ATHENS – John and Linda Chapman started feeding deer 20 years ago after a bad spring when dead deer surrounded their rural home.

Most winters they see 12 to 20 deer from their living room window at the feeding stations set apart in the woods.

They spend up to $20 a week for a bag of farm feed, the kind used for cattle.

Two winters ago, they saw only two to three deer and worried. Now these hunters boast of taking bucks with thick antlers during deer season, whitetails that benefit from their winter buffet.

They say the feeding helps the local herd and the bucks they tag are proof.

“When you see them jump and carry on like dogs, with a full belly and feeling good, you know you’ve really helped something. If you have strong, healthy deer, you know,” Linda Chapman said.

Next week in Augusta, Sen. David Trahan, R-Waldoboro, is going to unveil a massive whitetail deer plan to help bolster the failing deer herd in western, northern and eastern Maine.

Trahan promises more will be done in the Legislature this session concerning deer yards, supplemental feeding and the overall protection of whitetails.

Part of that plan involves teaching and helping sporting clubs across the state to feed deer, Trahan said.

This legislative nod to the deer feeding practice will delight the Chapmans in Athens, but may challenge biologists.

In Maine, feeding deer can hurt whitetails more than help, and biologists view the custom — even tradition — with frustration.

“It’s a very emotional debate,” said state deer biologist Lee Kantar in Bangor. “People do it and swear it’s positive for the deer and it doesn’t matter what the science and the department say. That is a battle we are not going to win.”

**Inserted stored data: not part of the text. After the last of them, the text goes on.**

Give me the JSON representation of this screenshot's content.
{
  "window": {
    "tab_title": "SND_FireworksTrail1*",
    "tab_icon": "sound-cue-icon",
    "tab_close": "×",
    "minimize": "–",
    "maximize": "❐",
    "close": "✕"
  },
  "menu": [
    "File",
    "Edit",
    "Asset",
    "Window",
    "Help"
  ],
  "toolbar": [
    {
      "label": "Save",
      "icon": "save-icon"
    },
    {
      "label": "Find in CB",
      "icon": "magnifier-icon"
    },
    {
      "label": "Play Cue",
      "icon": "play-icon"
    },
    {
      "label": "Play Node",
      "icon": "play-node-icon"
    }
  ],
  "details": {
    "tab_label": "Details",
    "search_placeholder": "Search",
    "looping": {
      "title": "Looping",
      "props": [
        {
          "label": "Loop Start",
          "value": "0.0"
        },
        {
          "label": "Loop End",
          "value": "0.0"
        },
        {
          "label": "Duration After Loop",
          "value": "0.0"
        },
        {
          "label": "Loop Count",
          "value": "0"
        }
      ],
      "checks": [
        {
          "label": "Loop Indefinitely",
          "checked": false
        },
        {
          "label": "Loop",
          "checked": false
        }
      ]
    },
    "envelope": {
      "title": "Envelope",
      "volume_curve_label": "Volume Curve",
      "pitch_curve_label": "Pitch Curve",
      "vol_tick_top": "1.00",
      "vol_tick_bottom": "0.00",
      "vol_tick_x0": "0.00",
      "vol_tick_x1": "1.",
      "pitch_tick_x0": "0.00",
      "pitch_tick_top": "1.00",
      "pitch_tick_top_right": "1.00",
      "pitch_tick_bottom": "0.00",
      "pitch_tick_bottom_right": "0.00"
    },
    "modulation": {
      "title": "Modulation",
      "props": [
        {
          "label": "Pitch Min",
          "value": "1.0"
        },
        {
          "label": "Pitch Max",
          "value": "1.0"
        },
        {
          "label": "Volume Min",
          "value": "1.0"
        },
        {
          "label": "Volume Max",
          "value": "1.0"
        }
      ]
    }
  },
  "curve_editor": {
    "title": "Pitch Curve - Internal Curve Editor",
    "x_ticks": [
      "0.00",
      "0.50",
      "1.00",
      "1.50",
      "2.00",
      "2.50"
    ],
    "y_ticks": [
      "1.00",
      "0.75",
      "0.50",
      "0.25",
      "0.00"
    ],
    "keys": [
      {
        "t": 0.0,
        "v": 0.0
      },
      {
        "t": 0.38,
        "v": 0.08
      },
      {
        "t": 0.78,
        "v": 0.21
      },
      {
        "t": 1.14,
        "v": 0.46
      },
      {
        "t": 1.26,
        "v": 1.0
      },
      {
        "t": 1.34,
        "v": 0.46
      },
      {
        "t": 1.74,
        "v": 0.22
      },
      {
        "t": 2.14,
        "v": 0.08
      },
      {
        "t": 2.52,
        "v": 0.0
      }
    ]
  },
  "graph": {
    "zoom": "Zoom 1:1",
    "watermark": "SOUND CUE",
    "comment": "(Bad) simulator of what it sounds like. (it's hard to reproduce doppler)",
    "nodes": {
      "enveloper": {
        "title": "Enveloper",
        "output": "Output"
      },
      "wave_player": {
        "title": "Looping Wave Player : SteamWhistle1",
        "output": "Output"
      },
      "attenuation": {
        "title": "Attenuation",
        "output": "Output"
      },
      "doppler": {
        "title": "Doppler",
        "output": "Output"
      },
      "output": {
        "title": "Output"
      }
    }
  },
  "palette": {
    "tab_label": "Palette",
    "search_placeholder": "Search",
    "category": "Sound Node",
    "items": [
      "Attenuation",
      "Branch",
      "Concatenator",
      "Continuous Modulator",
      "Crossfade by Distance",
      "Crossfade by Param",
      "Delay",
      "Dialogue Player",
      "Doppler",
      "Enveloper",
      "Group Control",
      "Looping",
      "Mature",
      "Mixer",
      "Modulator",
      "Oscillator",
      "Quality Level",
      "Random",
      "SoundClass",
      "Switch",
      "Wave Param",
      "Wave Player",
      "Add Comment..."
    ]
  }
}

The Maine Department of Inland Fisheries and Wildlife recommends feeding through herbaceous seeding along logging roads.

The department discourages winter feeding with handouts, because, if done wrong, the artificial food source can hurt deer, even starve a herd, biologists say.

Deer need protein, which they get from browse, particularly maple trees. Grain kernels empty of protein will leave a deer malnourished.

In addition, deer prefer room to eat. When crowded together, deer will fight, even with their offspring.

Finally, deer traveling across busy roads to get to feed invariably result in road kill.

All of these problems make deer feeding a practice that requires consideration and money, not just corn thrown in the backyard.

And the kind act can spell peril if it stops.

“If they are fed eight to 12 to 15 years and all of a sudden that stops, there is a fairly significant chance they won’t survive, even though they have an innate ability to seek out the best cover,” said state wildlife biologist Doug Kane in Greenville.

But Kane and Kantar concede, the practice — and problem — of feeding deer is here to stay.

“It’s difficult for me to find a large concentration of deer wintering that are not influenced by artificial feeding,” Kane said. “When we fly over our deer herd, they concentrate almost exclusively where there is artificial feeding.”

Given the widespread practice, Trahan said the time has come to teach Mainers how to feed deer.

“IFW should play an important role in teaching how to do it properly. They are trying to discourage deer feeding in the winter. I’m at the point, I want to teach people how to do it responsibly,” Trahan said.

The Chapmans do a lot of what the state recommends: feeding a grain mixture full of protein; feeding far from a road; feeding in small stations that are set apart and near a water source.

They feed the deer near their home with a mixture they buy at a local feed store.

The grain bag is full of molasses, apples and flaked corn.

Once a day, John Chapman dumps a 5-gallon bucket of feed on 10 to 12 raised wooden pallets in his yard, spreading out the feed so the deer do not congregate.

He tries to keep the feeding area clean and the food dry.

“It helps them get through the winter. They are not so starving. And this year we are seeing a lot more,” Chapman said. “During the bad winter, we found seven dead deer. When you see the deer playing, you see you’re putting back into nature.”

Still, Kantar warns that if other people begin feeding deer, and do it wrong or stop, the deer will be worse off than if they were left to their forage.

“So this ‘doing it right’ deal is an important point,” Kantar said. “Somebody like John Chapman may be doing it right. But just because John is doing it right, doesn’t mean the next person is. And it’s a cost to people. And right now, everyone is strapped economically.”